XVII

Beio parti, le baron se demanda s'il avait eu raison de ne pas prendre la lettre que celui-ci voulait lui confier. Assurément il y avait des avantages à la tenir entre ses mains; car, sans savoir ce qu'elle contenait, il était bien certain que ce n'était point une lettre innocente. Beio parlait de son amour et de l'engagement pris par Carmelita; assuré que Carmelita serait seule à lire cette lettre, il s'exprimait en toute franchise, entraîné par la passion. Remise au colonel, elle serait plus que suffisante pour l'éclairer.

Et cependant il ne l'avait pas prise.

Pour chercher le mieux, n'avait-il pas laissé échapper l'occasion qui se présentait si belle?

Mais cette détermination, prise à l'improviste et sans avoir pu la peser, sans l'examiner lentement, comme il avait coutume de faire dans les circonstances graves, n'était pas sans le jeter dans le doute et l'inquiétude.

Si le plan qu'il avait adopté si vite, sans l'avoir étudié, allait ne pas réussir?

Il était bien hardi, ce plan, et bien aventureux. Car il ne s'agissait de rien moins que de rendre le colonel témoin de l'entrevue qui aurait lieu entre Carmelita et Beio.

A coup sûr, cela était audacieux. Mais aussi quel résultat décisif et triomphant!

Bien que Beio n'eût point expliqué de quelle façon il avait obtenu l'engagement de Carmelita, le baron était fixé à ce sujet. Carmelita était une fille passionnée, cela se lisait dans ses yeux noirs, dans sa bouche charnue, dans ses lèvres sensuelles; elle avait la chaleur du Midi dans le sang; elle était de race latine, et qui plus est encore, de race italienne. Les principes ethnographiques, auxquels il croyait fermement, indiquaient qu'elle n'avait pas dû aimer Beio d'un amour idéal; c'était sur un fait matériel que cet engagement reposait. Il était donc bien certain que dans une explication comme celle qui s'engagerait entre Beio et Carmelita se croyant seuls, il se dirait des choses suffisantes pour éclairer le colonel sur le passé de sa fiancée.

Mais pour cela il fallait réunir chez lui, en même temps, Carmelita, Beio et le colonel.

Puis il fallait que Beio et Carmelita se crussent assurés contre toute surprise, de telle sorte qu'ils se laissassent entraîner à parler en toute franchise, à agir en toute liberté.

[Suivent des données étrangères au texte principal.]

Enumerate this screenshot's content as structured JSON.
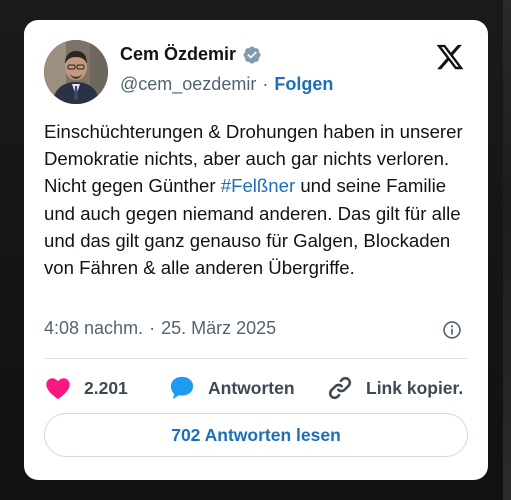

Enfin il fallait placer le colonel dans des conditions où ce serait le hasard seul qui lui ferait surprendre cet entretien. Il y avait là un ensemble qui présentait de sérieuses difficultés, car rien ne devait manquer: au même moment, ces trois acteurs devaient se trouver nécessairement en face les uns des autres.

Mais le baron n'était pas homme à s'embarrasser des difficultés.

Une serre occupait le milieu du jardin et s'appuyait sur l'hôtel, communiquant avec le grand salon par deux larges baies qu'on tenait ouvertes ou fermées à volonté avec des portes-fenêtres ou avec des stores.

Ce fut cette serre que le baron choisit pour le lieu de la scène entre Beio et Carmelita, et ce salon pour y aposter le colonel; quant à Beio, il se tiendrait dans le jardin, caché n'importe où.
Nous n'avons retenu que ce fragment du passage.